For the players, who are sequestered off campus for the bulk of the preseason, it's a seemingly nonstop cycle of practices, meetings, meals, and workouts.

At some point, Jordan Kovacs realized it wasn't worth resisting that annual cycle.

"You've got to embrace it," the Clay graduate said. "If you don't embrace this adversity, you'll never make it through camp. You've got to take it one day at a time, one evolution at a time."

When it comes to preseason camp, Kovacs has a strategy.

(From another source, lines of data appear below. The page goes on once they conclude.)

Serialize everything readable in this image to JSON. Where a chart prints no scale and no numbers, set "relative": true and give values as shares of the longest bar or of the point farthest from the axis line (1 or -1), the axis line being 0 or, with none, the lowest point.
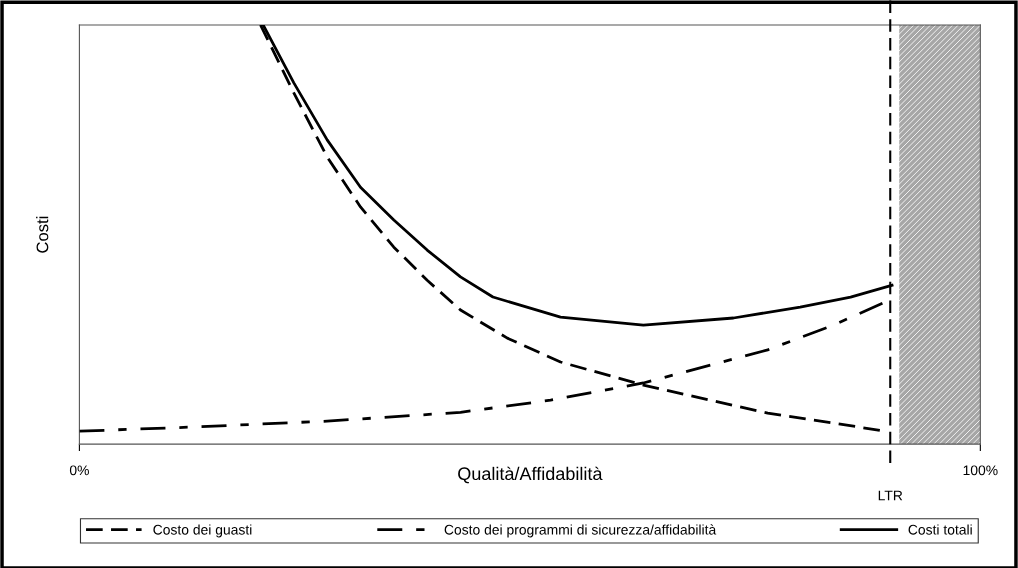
{
  "chart_data": {
    "type": "line",
    "relative": true,
    "xlabel": "Qualità/Affidabilità",
    "ylabel": "Costi",
    "xlim": [
      0,
      100
    ],
    "xticks": [
      {
        "value": 0,
        "label": "0%"
      },
      {
        "value": 100,
        "label": "100%"
      }
    ],
    "grid": false,
    "legend": "bottom",
    "marker": "none",
    "series": [
      {
        "name": "Costo dei guasti",
        "color": "#000000",
        "line_style": "dashed",
        "x": [
          20.1,
          23.8,
          27.5,
          31.2,
          34.9,
          38.6,
          42.3,
          47.5,
          53.4,
          62.6,
          76.4,
          88.9
        ],
        "values": [
          1.0,
          0.838,
          0.685,
          0.566,
          0.47,
          0.391,
          0.32,
          0.253,
          0.196,
          0.141,
          0.074,
          0.033
        ]
      },
      {
        "name": "Costo dei programmi di sicurezza/affidabilità",
        "color": "#000000",
        "line_style": "dashdot",
        "x": [
          0,
          12.7,
          27.5,
          42.3,
          52.3,
          62.6,
          76.4,
          83.7,
          89.2
        ],
        "values": [
          0.031,
          0.041,
          0.055,
          0.076,
          0.105,
          0.146,
          0.225,
          0.284,
          0.337
        ]
      },
      {
        "name": "Costi totali",
        "color": "#000000",
        "line_style": "solid",
        "x": [
          20.4,
          23.8,
          27.5,
          31.2,
          34.9,
          38.6,
          42.3,
          45.9,
          53.4,
          62.6,
          72.6,
          80.0,
          85.6,
          90.2
        ],
        "values": [
          1.0,
          0.862,
          0.726,
          0.613,
          0.535,
          0.463,
          0.399,
          0.351,
          0.303,
          0.284,
          0.301,
          0.327,
          0.351,
          0.379
        ]
      }
    ],
    "ref_lines": [
      {
        "axis": "x",
        "value": 90,
        "label": "LTR",
        "color": "#000000",
        "line_style": "dashed"
      }
    ],
    "bands": [
      {
        "axis": "x",
        "from": 91,
        "to": 100,
        "color": "#a6a6a6"
      }
    ]
  }
}
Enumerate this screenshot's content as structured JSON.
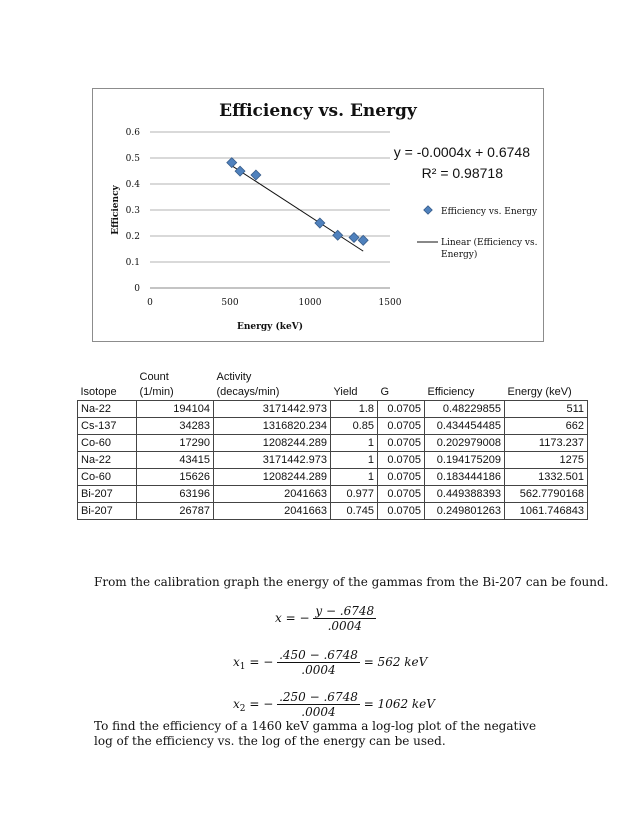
{
  "chart_data": {
    "type": "scatter",
    "title": "Efficiency vs. Energy",
    "xlabel": "Energy (keV)",
    "ylabel": "Efficiency",
    "xlim": [
      0,
      1500
    ],
    "ylim": [
      0,
      0.6
    ],
    "x_ticks": [
      "0",
      "500",
      "1000",
      "1500"
    ],
    "y_ticks": [
      "0",
      "0.1",
      "0.2",
      "0.3",
      "0.4",
      "0.5",
      "0.6"
    ],
    "series": [
      {
        "name": "Efficiency vs. Energy",
        "points": [
          [
            511,
            0.48229855
          ],
          [
            562.7790168,
            0.449388393
          ],
          [
            662,
            0.434454485
          ],
          [
            1061.746843,
            0.249801263
          ],
          [
            1173.237,
            0.202979008
          ],
          [
            1275,
            0.194175209
          ],
          [
            1332.501,
            0.183444186
          ]
        ],
        "color": "#4f81bd"
      }
    ],
    "trendline": {
      "name": "Linear (Efficiency vs. Energy)",
      "slope": -0.0004,
      "intercept": 0.6748,
      "x_range": [
        511,
        1332.501
      ]
    },
    "equation": "y = -0.0004x + 0.6748",
    "r_squared": "R² = 0.98718",
    "legend_position": "right",
    "grid": "horizontal"
  },
  "table": {
    "header_top": [
      "",
      "Count",
      "Activity",
      "",
      "",
      "",
      ""
    ],
    "header_bottom": [
      "Isotope",
      "(1/min)",
      "(decays/min)",
      "Yield",
      "G",
      "Efficiency",
      "Energy (keV)"
    ],
    "rows": [
      [
        "Na-22",
        "194104",
        "3171442.973",
        "1.8",
        "0.0705",
        "0.48229855",
        "511"
      ],
      [
        "Cs-137",
        "34283",
        "1316820.234",
        "0.85",
        "0.0705",
        "0.434454485",
        "662"
      ],
      [
        "Co-60",
        "17290",
        "1208244.289",
        "1",
        "0.0705",
        "0.202979008",
        "1173.237"
      ],
      [
        "Na-22",
        "43415",
        "3171442.973",
        "1",
        "0.0705",
        "0.194175209",
        "1275"
      ],
      [
        "Co-60",
        "15626",
        "1208244.289",
        "1",
        "0.0705",
        "0.183444186",
        "1332.501"
      ],
      [
        "Bi-207",
        "63196",
        "2041663",
        "0.977",
        "0.0705",
        "0.449388393",
        "562.7790168"
      ],
      [
        "Bi-207",
        "26787",
        "2041663",
        "0.745",
        "0.0705",
        "0.249801263",
        "1061.746843"
      ]
    ]
  },
  "text": {
    "para1": "From the calibration graph the energy of the gammas from the Bi-207 can be found.",
    "eq1": {
      "lhs": "x = −",
      "num": "y − .6748",
      "den": ".0004"
    },
    "eq2": {
      "lhs": "x",
      "sub": "1",
      "eq": " = −",
      "num": ".450 − .6748",
      "den": ".0004",
      "rhs": " = 562 keV"
    },
    "eq3": {
      "lhs": "x",
      "sub": "2",
      "eq": " = −",
      "num": ".250 − .6748",
      "den": ".0004",
      "rhs": " = 1062 keV"
    },
    "para2": "To find the efficiency of a 1460 keV gamma a log-log plot of the negative log of the efficiency vs. the log of the energy can be used."
  }
}
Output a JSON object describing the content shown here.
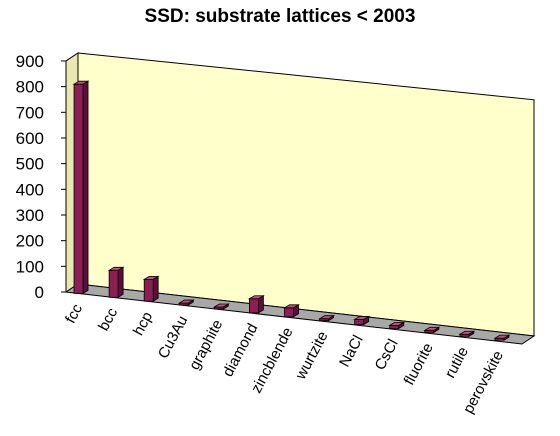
{
  "chart_data": {
    "type": "bar",
    "title": "SSD:  substrate lattices < 2003",
    "xlabel": "",
    "ylabel": "",
    "ylim": [
      0,
      900
    ],
    "yticks": [
      0,
      100,
      200,
      300,
      400,
      500,
      600,
      700,
      800,
      900
    ],
    "grid": false,
    "legend": "none",
    "categories": [
      "fcc",
      "bcc",
      "hcp",
      "Cu3Au",
      "graphite",
      "diamond",
      "zincblende",
      "wurtzite",
      "NaCl",
      "CsCl",
      "fluorite",
      "rutile",
      "perovskite"
    ],
    "values": [
      815,
      105,
      85,
      2,
      2,
      55,
      35,
      4,
      20,
      12,
      8,
      6,
      3
    ],
    "colors": {
      "bar_front": "#8b1e55",
      "bar_side": "#5c0f38",
      "bar_top": "#c0507e",
      "back_wall": "#ffffcc",
      "floor": "#a8a8a8"
    }
  }
}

"My whole philosophy is to make it to the next meal," Kovacs said. "Whatever you've got in the morning, whether it's practices or whether it's meetings, make it to the next meal, then maybe get an hour's nap in, and then you make it to the next one and go from there."

One thing that could break up the humdrum: Hoke said last week that with players now allowed to practice in full pads, he anticipated holding an intrasquad scrimmage some time this week.

Players agreed that working through that grind is about taking on a certain mindset. This is the time, Thomas Rawls said, when coaches expect their players to work the hardest in order to sustain themselves through the course of the season.

But, he said that in spite of it, "this team has been working hard."

Quarterback Devin Gardner agreed.

"A lot of the guys get to a point where they're tired, and this is where you fight through the pain and the fatigue," Gardner said.

It's a grind, plain and simple. Hoke believes it serves a purpose.

"The one thing I promised them is I'd put tremendous stress on them and get them out of their comfort zone, then see how they come together as a football team, who stands out, who steps up, who leads," Hoke said.

Are the Wolverines at that point yet?

"No," Hoke said. "I like how we practiced with no pads [last week]. That usually comes around pretty good, but to be tough daily, tough every play, I can't answer that yet."

Toussaint set to be in court on Aug. 28

Michigan tailback Fitz Toussaint is scheduled to appear in a Washtenaw County court Aug. 28 on a drunken-driving charge, four days before the Wolverines' season opener against Alabama.

AnnArbor.com reported that Toussaint faces one count of operating a vehicle while intoxicated, according to police records. He is scheduled to be arraigned in 14A-4 District Court and police said he will not face a weapons charge, even though a pellet gun was found near the driver's seat of his truck when he was arrested July 21 in Ann Arbor by the Saline Police Department, working with the Ann Arbor police as part of a cooperative effort between several Ann Arbor law enforcement organizations to target drunk drivers.

Toussaint, whom the Wolverines coaching staff anticipated starting a tailback this season, has been suspended indefinitely since the end of July. He rejoined the Wolverines for practices Monday, but his availability for the season opener against the Crimson Tide is uncertain.

A 21-year-old redshirt junior from Youngstown, Toussaint had 1,041 yards and nine touchdowns on 187 carries in 12 games last season.

If Toussaint is not available for Michigan's season opener against Alabama, Thomas Rawls is the likely candidate to start at tailback for the Wolverines.